The dilemma and query that remains to be asked is whether any startup company would survive the slowdown caused by the COVID 19 pandemic to make use of the relaxed norms. The scooter companies are mostly facing a cash crunch and have had to make some difficult decisions too. These included the laying off of a significant number of employees. For instance, Bird’s 30 percent of employees have lost their jobs.
There is a catch, by the way. The throttle based e-bikes and scooters have been all but legalized, but the same does not go for the dockless scooter services. The amendment would vest the localities with the complete authority to decide for them how they wish to regulate the dockless vehicles. Bird and Lime’s dockless scooter services shall need the permission of municipalities before getting launched.

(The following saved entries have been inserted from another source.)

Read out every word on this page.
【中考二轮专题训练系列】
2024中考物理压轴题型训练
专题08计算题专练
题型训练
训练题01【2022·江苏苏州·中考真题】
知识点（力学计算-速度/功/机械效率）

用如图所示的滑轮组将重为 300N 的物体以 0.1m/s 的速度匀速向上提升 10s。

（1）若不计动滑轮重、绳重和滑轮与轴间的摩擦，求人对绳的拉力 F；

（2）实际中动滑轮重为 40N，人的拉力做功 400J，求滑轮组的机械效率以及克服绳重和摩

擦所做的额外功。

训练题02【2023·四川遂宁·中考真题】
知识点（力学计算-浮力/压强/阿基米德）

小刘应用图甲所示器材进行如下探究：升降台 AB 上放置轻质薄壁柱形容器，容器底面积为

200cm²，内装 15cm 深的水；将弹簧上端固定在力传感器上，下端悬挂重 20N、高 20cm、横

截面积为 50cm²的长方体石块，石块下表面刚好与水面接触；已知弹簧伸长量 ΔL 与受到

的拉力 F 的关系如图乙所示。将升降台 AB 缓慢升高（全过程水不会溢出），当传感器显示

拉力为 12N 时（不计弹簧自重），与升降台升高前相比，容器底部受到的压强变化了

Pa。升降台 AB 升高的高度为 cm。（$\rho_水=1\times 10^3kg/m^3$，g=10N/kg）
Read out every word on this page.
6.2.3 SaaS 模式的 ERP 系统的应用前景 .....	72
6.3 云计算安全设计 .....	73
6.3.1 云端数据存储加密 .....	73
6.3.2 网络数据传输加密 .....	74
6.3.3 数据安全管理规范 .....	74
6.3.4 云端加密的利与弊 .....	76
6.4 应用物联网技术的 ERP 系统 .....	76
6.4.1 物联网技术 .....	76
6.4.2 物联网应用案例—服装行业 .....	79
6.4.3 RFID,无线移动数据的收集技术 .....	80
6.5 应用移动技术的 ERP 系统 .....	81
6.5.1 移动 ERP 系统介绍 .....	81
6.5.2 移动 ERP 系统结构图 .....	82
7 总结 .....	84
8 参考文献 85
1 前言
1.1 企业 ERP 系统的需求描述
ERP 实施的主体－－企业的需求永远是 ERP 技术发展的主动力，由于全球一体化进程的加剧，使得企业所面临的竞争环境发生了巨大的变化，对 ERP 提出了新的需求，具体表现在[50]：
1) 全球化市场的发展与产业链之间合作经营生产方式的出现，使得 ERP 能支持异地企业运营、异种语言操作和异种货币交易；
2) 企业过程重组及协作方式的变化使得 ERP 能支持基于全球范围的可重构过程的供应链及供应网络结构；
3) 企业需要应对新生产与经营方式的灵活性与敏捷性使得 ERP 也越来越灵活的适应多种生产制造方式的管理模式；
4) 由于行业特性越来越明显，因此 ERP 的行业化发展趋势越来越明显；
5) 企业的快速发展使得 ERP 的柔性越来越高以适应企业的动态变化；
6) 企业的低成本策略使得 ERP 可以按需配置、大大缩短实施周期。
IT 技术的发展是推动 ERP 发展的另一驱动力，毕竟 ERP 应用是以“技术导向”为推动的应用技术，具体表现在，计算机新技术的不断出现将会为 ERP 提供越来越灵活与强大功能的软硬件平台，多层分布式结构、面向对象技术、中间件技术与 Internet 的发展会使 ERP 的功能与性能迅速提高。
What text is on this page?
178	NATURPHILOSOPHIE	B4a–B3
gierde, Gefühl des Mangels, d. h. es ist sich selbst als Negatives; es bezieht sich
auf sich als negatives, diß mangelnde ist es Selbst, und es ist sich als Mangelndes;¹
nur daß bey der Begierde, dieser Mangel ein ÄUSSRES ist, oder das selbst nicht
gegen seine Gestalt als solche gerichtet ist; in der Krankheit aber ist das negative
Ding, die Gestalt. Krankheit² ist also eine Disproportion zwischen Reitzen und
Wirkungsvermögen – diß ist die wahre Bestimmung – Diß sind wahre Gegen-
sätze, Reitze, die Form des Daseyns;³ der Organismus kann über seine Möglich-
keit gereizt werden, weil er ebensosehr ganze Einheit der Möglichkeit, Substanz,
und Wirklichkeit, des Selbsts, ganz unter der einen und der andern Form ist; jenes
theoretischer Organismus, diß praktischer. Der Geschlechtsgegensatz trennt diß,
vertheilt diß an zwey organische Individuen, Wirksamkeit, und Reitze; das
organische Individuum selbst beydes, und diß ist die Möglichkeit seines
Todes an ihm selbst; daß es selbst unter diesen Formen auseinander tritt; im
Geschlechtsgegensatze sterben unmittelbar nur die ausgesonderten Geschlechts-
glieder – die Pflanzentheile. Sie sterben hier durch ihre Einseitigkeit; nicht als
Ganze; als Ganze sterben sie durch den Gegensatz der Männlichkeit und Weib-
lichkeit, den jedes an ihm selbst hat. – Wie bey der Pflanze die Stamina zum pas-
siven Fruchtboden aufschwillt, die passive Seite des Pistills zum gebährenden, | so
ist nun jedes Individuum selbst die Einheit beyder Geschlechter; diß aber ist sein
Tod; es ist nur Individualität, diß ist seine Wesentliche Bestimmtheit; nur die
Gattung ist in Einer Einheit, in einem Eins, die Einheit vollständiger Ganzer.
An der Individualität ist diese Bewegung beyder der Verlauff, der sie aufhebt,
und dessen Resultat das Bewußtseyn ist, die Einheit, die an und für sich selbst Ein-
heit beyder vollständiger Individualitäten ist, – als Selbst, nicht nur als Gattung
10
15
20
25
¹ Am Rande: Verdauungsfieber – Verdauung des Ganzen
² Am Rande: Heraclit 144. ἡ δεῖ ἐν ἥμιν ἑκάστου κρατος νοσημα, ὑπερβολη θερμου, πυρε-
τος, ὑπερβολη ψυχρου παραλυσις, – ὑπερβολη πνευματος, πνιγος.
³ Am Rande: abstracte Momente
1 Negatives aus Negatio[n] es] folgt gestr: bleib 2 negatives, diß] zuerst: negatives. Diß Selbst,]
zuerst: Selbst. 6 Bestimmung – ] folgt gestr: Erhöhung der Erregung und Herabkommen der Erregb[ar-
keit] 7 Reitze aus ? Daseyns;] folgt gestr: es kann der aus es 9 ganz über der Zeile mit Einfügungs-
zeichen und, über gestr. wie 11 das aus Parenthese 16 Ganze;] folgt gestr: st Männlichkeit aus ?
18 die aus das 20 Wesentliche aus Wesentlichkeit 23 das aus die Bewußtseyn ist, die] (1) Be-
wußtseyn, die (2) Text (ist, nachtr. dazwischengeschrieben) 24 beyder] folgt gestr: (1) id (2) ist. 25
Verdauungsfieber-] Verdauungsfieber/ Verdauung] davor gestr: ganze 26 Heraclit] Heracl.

A number of companies are witnessing a sharp decline in their usual demands, and there is hardly any option left for them except pulling their scooters from the streets. As far as the city’s “shelter in place” rules are concerned, the services of these startups are likely to see gloomier days in the days to come.
New Yorkers have been urged repeatedly by the government authorities to avoid public transportation during the pandemic as much as they can. They have also been urged to follow the principles of strict social distancing and work while staying at home.